Still loving you
24.9.10Au fond de la salle, prés de la sono, les haut-parleurs dans les oreilles, je roule des pieds, les tapote légèrement sur le tempo. Un gobelet de « Banga » exotique dans une main, une assiette plastique avec une tranche séchée de « Savane » dans l’autre, je la regarde danser sur le dernier titre des « Bananarama ». Face et autour d’elle, se trémousse une armée de prétendants pédants, ils guident leur pas sur les siens, parfois la prennent par la taille pour la faire tourner. Ils rient et la font rire à gorge déployée. Couvert par la musique, je trouve son rictus muet idiot et cette cour de garçons zélés stupide.
Je baisse le regard et tombe sur mes pieds affublés d’une paire de « Stan Smith » neuve, trop neuve. Le stroboscope et le néon violet font ressortir leur blancheur éclatante si bien que j’ai l’impression d’être chaussé d’ampoules cent watts. J’ai terminé mon verre de jus de fruits mais ne sais pas où le poser. Je finis par le jeter derrière le gros haut-parleur et l’écrase avec un grand coup d’ampoule juste au moment où la musique s’arrête, à la faveur d’un enchaînement raté du disc-jockey. Un grand bruit de plastique crevé s’élève et tous les regards se braquent sur moi. Je sens mon visage s’empourprer, j’ai l’impression qu’ils regardent tous mes pieds. Je veux fuir mais je suis sauvé par l’arrivée des slows.
« Scorpions, Still Loving you » Les couples se forment rapidement, la lumière se tamise. Elle s’assoit côté droit, le côté des filles. Sur le bord de sa chaise pliante, elle bascule, elle attend l’invitation. C’est à moi de jouer. Je frotte mes pieds sur le contre-fort de la petite scène pour salir mes baskets et me jette dans l’arène. Je m’approche, essuie mes mains moites sur le cul de mon jeans « new man » et lui tends mon bras courbé sur ma hanche, comme Dany Wilde dans « amicalement vôtre ». Elle passe sa fine menotte dans l’arche et je l’emmène crâneur au centre de la piste.

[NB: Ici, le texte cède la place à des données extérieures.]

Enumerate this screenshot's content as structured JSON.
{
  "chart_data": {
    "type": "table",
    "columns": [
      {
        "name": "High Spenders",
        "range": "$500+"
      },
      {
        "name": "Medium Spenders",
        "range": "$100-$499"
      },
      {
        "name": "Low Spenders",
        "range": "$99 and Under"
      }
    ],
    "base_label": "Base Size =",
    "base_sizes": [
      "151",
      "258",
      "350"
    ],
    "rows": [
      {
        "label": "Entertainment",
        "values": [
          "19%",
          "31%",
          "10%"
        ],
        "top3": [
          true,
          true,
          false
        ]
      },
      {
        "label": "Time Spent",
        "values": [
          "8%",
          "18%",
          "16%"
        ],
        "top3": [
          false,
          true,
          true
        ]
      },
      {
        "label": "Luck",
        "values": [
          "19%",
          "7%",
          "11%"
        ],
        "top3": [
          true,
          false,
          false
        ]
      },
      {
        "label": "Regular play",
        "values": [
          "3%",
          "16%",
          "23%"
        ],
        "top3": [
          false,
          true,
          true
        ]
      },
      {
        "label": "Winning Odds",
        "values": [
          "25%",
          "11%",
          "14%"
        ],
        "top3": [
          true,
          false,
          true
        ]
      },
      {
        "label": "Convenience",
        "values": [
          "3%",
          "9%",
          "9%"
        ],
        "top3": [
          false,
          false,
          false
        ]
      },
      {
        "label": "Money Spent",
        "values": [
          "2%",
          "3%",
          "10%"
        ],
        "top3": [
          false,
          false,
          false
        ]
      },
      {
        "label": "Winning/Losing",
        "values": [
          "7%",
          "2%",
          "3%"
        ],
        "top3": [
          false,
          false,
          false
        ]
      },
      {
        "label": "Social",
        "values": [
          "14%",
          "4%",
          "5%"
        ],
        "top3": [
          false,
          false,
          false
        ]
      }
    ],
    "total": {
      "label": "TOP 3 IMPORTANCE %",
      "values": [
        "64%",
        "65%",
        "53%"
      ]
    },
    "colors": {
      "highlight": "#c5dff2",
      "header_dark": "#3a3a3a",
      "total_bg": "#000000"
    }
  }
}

J’enserre sa taille tandis qu’elle m’enroule le cou. Je n’ai jamais été aussi prés d’elle, j’en ai les « Stan Smith » qui s’embrouillent et lui marche plusieurs fois sur les « Kickers ». Elle sourit timidement, ça me réconforte. « I'm still loving you I'm still loving you, I need your love I'm still loving you » Le refrain m’excite les neurones et j’accélère le pas. Elle me retient, me fait ralentir et tire sur mes épaules pour nous rapprocher. Elle entrouvre sa bouche et laisse glisser un bout de langue sur ses lèvres. Je presse un peu plus sa taille, descend mes mains lentement sur ses fesses puis j’attends deux tours sur place pour guetter la réaction.
« Time, it needs time To win back your love again. I will be there, I will be there. » Son petit cul est maintenant dans mes paumes et son sourire donne du brillant à ses yeux. Enlacés, nous ne tournoyons plus que sur un pied. Nos têtes pivotent, mais dans le même sens. Nos nez se choquent, je souris, enfin. Je lui fais signe que je vais à droite, elle va à gauche. Sa bouche s’ouvre, se pose sur la mienne et sa langue tape mes dents. Je desserre mes incisives de mon angoisse et laisse pénétrer l’intruse. Je plonge à mon tour, m’éraille les lèvres sur les bagues en fer de son appareil dentaire, évite les petits manchons plastiques et nous commençons à tourner dans nos bouches comme on bat le beurre.
Le slow se termine et nous tournons encore nos langues fiévreusement. Je ne veux pas arrêter. Je redoute nos regards après cette première pelle. Il ne faut pas arrêter. J’ai les commissures des lèvres en feu, de la bave coule sur ma joue. Elle finit par se retirer. Dans un bruit de siphon, nos bouches se décollent et nous restons un instant reliés par un fil de salive. Nos yeux se gênent, se détournent puis se cherchent à nouveau. Elle me prend la main et me traîne vers les toilettes sur les premières mesures de « Careless whisper ».